だから私は、「分かりました」と、何とか頷いてみせた。
……どういう繋がりかな。
見返したいということは、昔、付き合ってたのかな?
眞鍋さん自身、やる気がない感じだと思ったのは最初だけで、多分、向上心のある素直な子だ。
短大卒でまだ若いし、顔立ちも可愛らしいし、常葉くんとも……
二人の姿を脳裏に映せば胸が嫌な音を鳴らした。それをかき消す様に、口を開く。
「頑張りましょう」
と、お腹から出した声は少しだけ震えた。
それからというもの、本業と並行して眞鍋さんの指導をする日々が続いた。
担当としては営業担当だし、部長も眞鍋さんのバックに付く社長の影を気にしてか事務の仕事はセーブしてくれている。
「大里さんとは一度、営業に行った方がいいですよ」
「でもあの人歩くの早いし」
「では早歩きで行きましょう」
口をすぼめて、「わかりましたぁ」と、あからさまに不貞腐れる眞鍋さんに「今度、聞きますからね」と、念を押し営業課のオフィスを後にする。

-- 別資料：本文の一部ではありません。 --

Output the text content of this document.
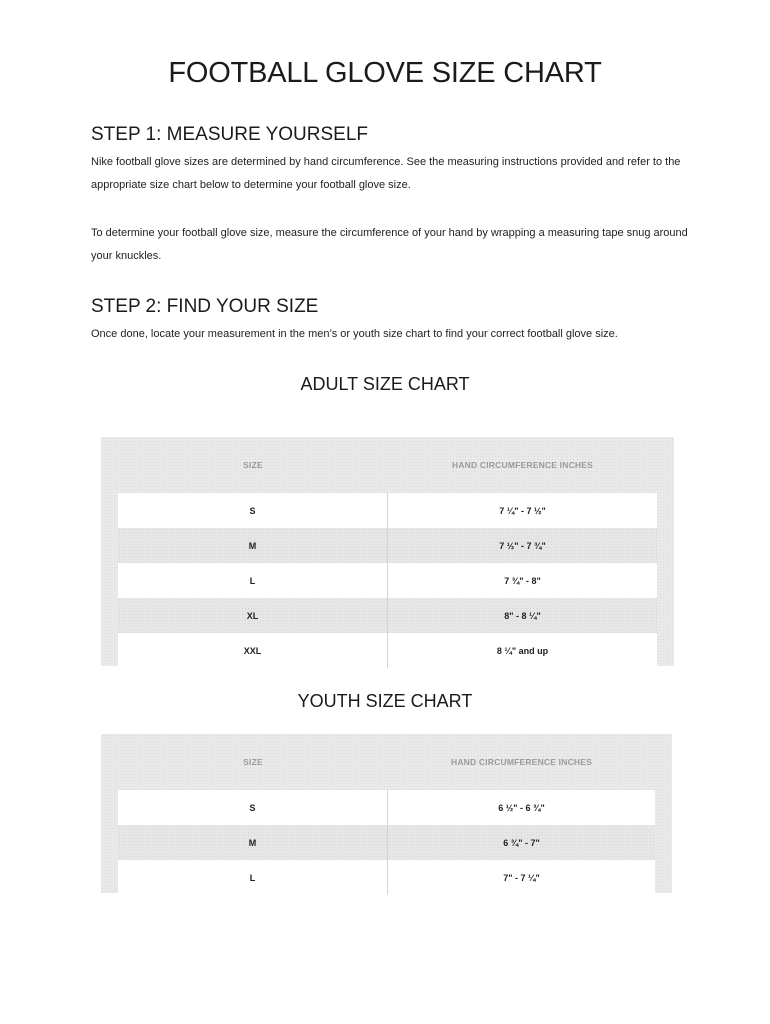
FOOTBALL GLOVE SIZE CHART
STEP 1: MEASURE YOURSELF

Nike football glove sizes are determined by hand circumference. See the measuring instructions provided and refer to the appropriate size chart below to determine your football glove size.

To determine your football glove size, measure the circumference of your hand by wrapping a measuring tape snug around your knuckles.

STEP 2: FIND YOUR SIZE

Once done, locate your measurement in the men’s or youth size chart to find your correct football glove size.

ADULT SIZE CHART
SIZE	HAND CIRCUMFERENCE INCHES
S	7 ¼" - 7 ½"
M	7 ½" - 7 ¾"
L	7 ¾" - 8"
XL	8" - 8 ¼"
XXL	8 ¼" and up
YOUTH SIZE CHART
SIZE	HAND CIRCUMFERENCE INCHES
S	6 ½" - 6 ¾"
M	6 ¾" - 7"
L	7" - 7 ¼"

やって来たエレベーターで束の間の小休止。……となるはずが、既に乗り込んでいた人のお陰で気は休まらなかった。
「ちゃんと寝てんの?」
人の気も知らない彼は、特有の癖のある声で尋ねてくるので、胸の前で書類をぎゅっと握り締める。
「はい、人並みに」
「また遅い時間まで調べ物でもしてるんだろ」
「まぁ、そんなところです。でも好きでしていることなので」
「あんま、無理すんなよ」
なんだよそれ。急に優しくして、簡単に落ちると思っているのか。
「……ありがとうございます」
……諦めないとか、財布にしないとか、結局口先だけでその手に乗ったらすぐに手のひら返すのでしょう?
残念だったな、常葉くんに散々御教授頂いたから簡単には乗らないもんね。